Videos are essentially composed of continuous image frames. A common video frame rate is 30fps (30 frames per second), which means that a 1-hour video contains 108,000 images. For high-definition videos, the number of frames is even higher. This massive amount of data poses a severe test for OCR processing capabilities.

Google's Gemini-2.0-flash model not only supports text generation but also video and image recognition and processing, and provides a large amount of free daily quota, which can be used as an OCR tool.

China's Zhipu AI glm-4v-flash model is not only free but also has powerful image understanding capabilities and can be used as an OCR tool. Although it currently only supports Chinese and English recognition, it is sufficient for most scenarios.

We have developed hardcoded subtitle extraction software based on Gemini and Zhipu AI.

Download GVS Chinese and English Video Hardcoded Subtitle Extraction Software (640MB)

Baidu Netdisk Download: https://pan.baidu.com/s/1SDKm5tWsr6dkajhsf8T5Ew?pwd=95i4

Github Download: https://github.com/jianchang512/stt/releases/download/0.0/GVS-v0.2-AI.7z

Software Usage Guide

Here are the steps for using the software:

  1. Download and Unzip: Download the software package, unzip it, and double-click app.exe to run it.

  2. Select Video: Click the button at the top of the software interface, select the video file for which you want to extract subtitles. Ensure that there are hardcoded subtitles in the video.

  3. Select Subtitle Position: Select the position of the subtitles in the video. The default is "Bottom," but you can also select "Top," "Middle," or "All" areas.

  4. Fill in API Key:

    You can fill in the api key of Zhipu AI, which is free in China.

    You can also fill in the api key of Gemini AI. There are 1500 free calls per day, but you need a proxy to use it in China. You can fill in multiple keys separated by English commas.

    The Zhipu AI platform can be registered for free and obtain an API Key: https://bigmodel.cn/usercenter/proj-mgmt/apikeys

    image.png

    You can go to this page to get Gemini's API Key: https://aistudio.google.com/app/apikey

  5. Select Model: Zhipu AI supports the free GLM-4V-FLASH model. Gemini AI supports the gemini-2.0-flash-exp and gemini-1.5-flash models.

  6. If using GeminiAI, you need to fill in the proxy IP and port, or enable system proxy in the VPN software.

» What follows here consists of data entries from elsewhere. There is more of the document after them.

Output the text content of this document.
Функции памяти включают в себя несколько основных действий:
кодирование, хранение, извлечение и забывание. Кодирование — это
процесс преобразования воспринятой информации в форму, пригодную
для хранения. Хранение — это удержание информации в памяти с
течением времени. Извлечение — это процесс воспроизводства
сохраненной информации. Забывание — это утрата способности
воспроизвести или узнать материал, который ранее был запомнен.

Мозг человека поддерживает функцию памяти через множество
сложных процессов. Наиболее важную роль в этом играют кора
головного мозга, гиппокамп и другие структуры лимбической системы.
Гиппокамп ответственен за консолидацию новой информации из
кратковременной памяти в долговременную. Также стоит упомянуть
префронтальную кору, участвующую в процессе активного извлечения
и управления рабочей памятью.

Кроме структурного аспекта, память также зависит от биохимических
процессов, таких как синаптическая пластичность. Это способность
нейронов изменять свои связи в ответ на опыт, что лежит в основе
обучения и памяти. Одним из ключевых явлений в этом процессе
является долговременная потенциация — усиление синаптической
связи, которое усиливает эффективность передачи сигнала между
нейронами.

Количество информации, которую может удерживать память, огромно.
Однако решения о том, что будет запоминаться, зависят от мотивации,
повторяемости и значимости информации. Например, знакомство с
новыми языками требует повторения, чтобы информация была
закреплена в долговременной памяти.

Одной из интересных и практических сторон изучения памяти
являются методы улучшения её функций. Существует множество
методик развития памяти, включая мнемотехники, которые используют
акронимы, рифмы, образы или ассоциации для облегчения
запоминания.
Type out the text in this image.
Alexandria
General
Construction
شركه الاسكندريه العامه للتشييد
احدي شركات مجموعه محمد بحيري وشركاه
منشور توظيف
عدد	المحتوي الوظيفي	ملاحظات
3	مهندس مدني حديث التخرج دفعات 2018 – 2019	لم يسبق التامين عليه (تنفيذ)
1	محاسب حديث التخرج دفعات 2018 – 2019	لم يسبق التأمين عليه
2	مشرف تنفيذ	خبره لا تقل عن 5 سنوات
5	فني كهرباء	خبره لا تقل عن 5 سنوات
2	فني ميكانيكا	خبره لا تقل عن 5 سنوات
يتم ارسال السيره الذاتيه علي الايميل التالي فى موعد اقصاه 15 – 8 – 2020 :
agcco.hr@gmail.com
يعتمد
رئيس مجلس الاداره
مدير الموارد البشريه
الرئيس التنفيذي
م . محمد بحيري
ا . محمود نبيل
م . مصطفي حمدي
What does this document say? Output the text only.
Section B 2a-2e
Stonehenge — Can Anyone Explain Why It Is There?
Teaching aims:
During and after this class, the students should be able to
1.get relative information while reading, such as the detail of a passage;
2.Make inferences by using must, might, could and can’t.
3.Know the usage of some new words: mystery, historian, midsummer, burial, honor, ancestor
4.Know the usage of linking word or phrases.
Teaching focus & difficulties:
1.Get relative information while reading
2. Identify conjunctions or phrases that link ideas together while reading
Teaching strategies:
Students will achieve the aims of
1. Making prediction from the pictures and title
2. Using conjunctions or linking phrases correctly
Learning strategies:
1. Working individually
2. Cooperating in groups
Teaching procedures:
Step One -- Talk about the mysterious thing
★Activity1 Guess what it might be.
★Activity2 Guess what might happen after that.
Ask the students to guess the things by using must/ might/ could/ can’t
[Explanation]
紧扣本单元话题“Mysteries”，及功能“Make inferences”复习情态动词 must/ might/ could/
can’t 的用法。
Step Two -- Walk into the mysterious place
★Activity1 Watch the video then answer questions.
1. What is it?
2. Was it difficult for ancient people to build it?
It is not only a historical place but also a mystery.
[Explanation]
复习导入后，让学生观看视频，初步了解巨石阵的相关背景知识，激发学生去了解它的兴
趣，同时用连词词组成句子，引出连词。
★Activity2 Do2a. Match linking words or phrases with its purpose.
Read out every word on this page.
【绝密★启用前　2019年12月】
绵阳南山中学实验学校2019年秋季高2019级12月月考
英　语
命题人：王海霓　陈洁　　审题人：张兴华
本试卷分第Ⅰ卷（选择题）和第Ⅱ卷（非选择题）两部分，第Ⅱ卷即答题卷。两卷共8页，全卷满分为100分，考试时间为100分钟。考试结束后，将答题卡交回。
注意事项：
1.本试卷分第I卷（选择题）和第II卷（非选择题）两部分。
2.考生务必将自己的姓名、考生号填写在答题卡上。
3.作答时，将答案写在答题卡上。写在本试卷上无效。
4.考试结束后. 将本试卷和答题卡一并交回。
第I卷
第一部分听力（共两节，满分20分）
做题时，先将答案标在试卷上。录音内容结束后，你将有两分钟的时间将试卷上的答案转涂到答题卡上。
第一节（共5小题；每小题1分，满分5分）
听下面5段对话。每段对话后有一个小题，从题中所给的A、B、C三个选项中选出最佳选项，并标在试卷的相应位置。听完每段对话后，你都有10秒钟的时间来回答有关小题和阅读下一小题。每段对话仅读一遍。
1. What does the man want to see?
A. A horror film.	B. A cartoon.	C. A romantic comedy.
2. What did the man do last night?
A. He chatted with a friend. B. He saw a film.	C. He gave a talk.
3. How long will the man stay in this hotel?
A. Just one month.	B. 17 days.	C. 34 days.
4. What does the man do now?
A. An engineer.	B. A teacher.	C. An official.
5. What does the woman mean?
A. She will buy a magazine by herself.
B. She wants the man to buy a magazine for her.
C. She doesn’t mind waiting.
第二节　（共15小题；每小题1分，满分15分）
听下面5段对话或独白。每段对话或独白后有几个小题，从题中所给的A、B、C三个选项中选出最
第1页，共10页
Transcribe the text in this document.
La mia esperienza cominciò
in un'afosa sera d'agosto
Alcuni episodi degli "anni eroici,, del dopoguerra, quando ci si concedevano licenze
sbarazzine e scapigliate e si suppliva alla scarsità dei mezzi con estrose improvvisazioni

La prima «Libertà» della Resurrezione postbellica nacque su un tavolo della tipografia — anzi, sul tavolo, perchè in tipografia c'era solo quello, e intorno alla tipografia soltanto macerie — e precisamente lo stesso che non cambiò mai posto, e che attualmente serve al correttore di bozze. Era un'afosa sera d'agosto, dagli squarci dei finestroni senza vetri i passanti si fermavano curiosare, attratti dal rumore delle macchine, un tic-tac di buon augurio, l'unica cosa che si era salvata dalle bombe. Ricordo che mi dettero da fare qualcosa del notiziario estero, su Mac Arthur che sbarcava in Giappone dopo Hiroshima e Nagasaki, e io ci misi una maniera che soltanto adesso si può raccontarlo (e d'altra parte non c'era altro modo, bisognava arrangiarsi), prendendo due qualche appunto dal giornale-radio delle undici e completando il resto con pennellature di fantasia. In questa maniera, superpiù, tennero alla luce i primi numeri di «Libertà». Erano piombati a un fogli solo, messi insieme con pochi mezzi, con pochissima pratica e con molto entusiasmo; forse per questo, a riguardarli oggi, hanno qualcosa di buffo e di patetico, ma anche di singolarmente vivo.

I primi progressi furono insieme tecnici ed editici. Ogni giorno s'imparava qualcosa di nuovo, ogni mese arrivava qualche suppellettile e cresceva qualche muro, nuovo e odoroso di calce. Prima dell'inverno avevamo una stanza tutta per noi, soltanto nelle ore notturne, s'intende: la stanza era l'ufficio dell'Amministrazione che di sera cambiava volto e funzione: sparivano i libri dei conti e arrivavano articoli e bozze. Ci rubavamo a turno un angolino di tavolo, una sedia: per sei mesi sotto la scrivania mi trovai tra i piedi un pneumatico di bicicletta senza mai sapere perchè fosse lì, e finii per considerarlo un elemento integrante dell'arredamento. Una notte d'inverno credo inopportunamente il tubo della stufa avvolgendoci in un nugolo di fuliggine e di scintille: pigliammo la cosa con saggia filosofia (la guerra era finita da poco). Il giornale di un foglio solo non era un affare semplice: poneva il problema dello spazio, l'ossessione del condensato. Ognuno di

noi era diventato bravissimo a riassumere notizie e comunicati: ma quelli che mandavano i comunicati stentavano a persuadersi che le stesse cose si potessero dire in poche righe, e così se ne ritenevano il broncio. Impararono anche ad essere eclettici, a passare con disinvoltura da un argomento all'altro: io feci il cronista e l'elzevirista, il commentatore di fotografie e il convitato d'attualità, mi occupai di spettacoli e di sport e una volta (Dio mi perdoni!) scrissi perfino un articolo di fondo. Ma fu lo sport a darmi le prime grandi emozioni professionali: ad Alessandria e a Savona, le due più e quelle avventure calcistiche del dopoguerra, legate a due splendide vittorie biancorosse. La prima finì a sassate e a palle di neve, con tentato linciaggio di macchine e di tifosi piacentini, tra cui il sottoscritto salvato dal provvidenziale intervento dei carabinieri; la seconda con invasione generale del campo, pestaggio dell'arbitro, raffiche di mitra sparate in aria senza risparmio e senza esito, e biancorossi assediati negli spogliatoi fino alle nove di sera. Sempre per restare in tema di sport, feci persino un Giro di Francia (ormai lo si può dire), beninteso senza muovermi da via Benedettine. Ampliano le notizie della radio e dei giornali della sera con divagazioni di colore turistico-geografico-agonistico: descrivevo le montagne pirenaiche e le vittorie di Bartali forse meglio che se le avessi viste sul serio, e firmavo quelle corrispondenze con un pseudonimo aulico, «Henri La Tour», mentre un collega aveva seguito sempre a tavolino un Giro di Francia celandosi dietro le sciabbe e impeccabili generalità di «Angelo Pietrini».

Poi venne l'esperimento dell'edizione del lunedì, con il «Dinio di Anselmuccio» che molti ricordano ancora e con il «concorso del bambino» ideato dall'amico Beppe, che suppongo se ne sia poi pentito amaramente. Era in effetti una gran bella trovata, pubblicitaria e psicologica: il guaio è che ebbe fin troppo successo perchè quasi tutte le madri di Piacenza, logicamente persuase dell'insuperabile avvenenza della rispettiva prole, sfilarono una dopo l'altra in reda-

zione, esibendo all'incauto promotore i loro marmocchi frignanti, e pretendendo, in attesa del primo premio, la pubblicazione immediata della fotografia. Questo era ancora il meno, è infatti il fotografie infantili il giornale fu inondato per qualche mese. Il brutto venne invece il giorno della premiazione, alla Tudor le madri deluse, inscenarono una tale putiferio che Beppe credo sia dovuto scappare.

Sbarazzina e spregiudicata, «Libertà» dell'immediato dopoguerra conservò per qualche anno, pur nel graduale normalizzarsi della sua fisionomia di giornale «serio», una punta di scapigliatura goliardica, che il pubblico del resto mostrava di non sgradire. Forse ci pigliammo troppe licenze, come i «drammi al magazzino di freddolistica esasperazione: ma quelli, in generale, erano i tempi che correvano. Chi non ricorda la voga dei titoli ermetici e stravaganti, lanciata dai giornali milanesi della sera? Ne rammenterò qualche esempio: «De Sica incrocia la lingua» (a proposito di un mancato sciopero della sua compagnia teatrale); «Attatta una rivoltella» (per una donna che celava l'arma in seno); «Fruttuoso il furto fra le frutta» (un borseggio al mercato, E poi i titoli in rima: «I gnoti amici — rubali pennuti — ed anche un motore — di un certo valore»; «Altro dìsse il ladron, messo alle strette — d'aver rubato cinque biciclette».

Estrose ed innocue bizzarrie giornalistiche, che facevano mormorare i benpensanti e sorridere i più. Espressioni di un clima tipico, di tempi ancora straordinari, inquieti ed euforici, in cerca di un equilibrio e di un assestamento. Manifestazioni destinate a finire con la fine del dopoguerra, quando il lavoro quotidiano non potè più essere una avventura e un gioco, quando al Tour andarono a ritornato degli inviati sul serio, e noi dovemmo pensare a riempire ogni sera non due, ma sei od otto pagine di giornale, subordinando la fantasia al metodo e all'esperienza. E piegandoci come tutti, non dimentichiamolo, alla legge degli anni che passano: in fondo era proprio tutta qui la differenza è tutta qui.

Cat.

  7. Start Extraction: Click the "Start" button, and the progress and log information will be displayed in the text box below the software. After the extraction is complete, an SRT subtitle file with the same name will be generated in the directory where the video file is located.

image.png

Technical Principles

The core steps of this software for extracting hardcoded subtitles are as follows:

  1. Video Frame Cutting: First, use the FFmpeg tool to cut the video into image frames at 1-second intervals. Choosing 1-second intervals instead of frame-by-frame extraction can significantly reduce the number of images that need to be recognized. Also, considering that subtitles usually last for no less than 1 second, too many frames would increase the difficulty of deduplication.
  2. OCR Recognition: Send the segmented image frames to the AI model for OCR recognition to extract the text in the images.
  3. Subtitle Deduplication: Since consecutive image frames may contain the same subtitle content, to avoid duplication, we use the sentence-transformers model to calculate the similarity between the currently recognized subtitle and the previous subtitle. If the similarity exceeds 60%, the two subtitles are considered the same and are deduplicated.
  4. Generate Subtitle File: Finally, the deduplicated subtitle text is spliced according to the corresponding timestamps and saved as an SRT format subtitle file.